Pepper is the latest in a not-so-long line of social robots being used in care. Perhaps, the most well-known is Paro the harp seal, developed in Japan to help people with dementia.

A study by the University of Brighton over the past three and a half years has found the furry robot has a calming effect on patients and provokes an emotional response that helps people socialise. The team are currently examining how Paro can be used without posing an infection risk (as he cannot be cleaned in a traditional way) and this autumn a new study will start into the robot’s role in reducing the need for medication. 

Researcher Dr Kathy Martyn explained: “Paro can be used at any time of day or night. He does have the capacity to elicit human responses. He is the same size as a baby and has baby-like eyes. He makes a mewing noise when agitated. Most people do genderise them and give them names. People are rarely fearful.”

Dr Martyn also explained that Paro takes the form of a harp seal as very few people would ever have encountered one so the risk of a bad memory is much reduced compared with a cat or a dog.

She added: “They are several thousands of pounds, so a large initial outlay, but the benefit is, unlike real animals, he never has an off day.”

Robotic pets at Care South

Care home group Care South introduced robotic pets at two of its care homes six months ago.  The animatronic pets at Kenwith Castle in Abbotsham, near Bideford, and Templeman House in Bournemouth respond to touch and speech from residents. 

Robotic dogs KC and Biscuit (pictured, top) and pony Keno have been a hit among residents, according to Graham Brittain, director of residential care, providing stimulation, comfort and companionship. He said: “The residents love having the pets close at hand, so they can stroke them and give them lots of cuddles. Their engaging nature encourages the residents to interact with them and they have certainly become a talking point for our staff, residents and their families.

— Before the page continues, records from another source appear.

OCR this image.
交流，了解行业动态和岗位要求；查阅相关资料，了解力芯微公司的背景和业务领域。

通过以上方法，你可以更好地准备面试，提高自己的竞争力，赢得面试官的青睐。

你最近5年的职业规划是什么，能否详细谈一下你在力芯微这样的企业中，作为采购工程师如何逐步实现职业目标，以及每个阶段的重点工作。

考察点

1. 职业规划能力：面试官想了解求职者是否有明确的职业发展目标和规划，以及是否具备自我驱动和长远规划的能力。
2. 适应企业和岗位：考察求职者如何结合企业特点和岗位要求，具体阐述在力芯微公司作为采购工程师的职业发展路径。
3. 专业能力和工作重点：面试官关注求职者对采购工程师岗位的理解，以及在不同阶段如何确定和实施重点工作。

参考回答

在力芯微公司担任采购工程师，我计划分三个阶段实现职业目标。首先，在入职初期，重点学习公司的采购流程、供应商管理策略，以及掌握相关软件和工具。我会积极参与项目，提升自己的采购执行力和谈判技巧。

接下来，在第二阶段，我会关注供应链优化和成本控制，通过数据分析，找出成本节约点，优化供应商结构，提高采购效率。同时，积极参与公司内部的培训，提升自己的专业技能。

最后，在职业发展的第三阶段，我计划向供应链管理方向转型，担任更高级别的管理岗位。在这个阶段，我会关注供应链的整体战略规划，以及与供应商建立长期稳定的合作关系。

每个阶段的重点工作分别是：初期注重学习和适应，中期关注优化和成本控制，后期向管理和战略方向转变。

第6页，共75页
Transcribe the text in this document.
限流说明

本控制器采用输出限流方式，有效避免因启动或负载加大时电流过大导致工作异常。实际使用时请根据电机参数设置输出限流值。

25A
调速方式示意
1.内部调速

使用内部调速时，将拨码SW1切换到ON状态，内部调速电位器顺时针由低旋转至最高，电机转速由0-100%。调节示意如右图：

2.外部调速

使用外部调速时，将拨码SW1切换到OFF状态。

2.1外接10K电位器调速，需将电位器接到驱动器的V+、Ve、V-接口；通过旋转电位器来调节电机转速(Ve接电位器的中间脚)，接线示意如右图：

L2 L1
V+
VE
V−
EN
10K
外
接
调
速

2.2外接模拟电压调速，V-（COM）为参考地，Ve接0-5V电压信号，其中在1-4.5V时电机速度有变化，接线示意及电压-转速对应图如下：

“Residents can often be found petting the robotic pets and reminiscing with one another about animals they owned previously and in childhood. Since their introduction to the homes, staff have seen improvements in some residents’ social interactions, particularly for those living with dementia. The robotic pets have also proved beneficial to residents in end-of-life care, who have taken comfort from the chance to touch and stroke the dogs, with carers noting the soothing effect they have and the pleasure displayed on their faces.”

While Care South’s new robotic residents were acquired second-hand, there are many similar models now on the market costing as little as £100, and the care home operator now plans to roll them out to its other care homes that look after people with dementia.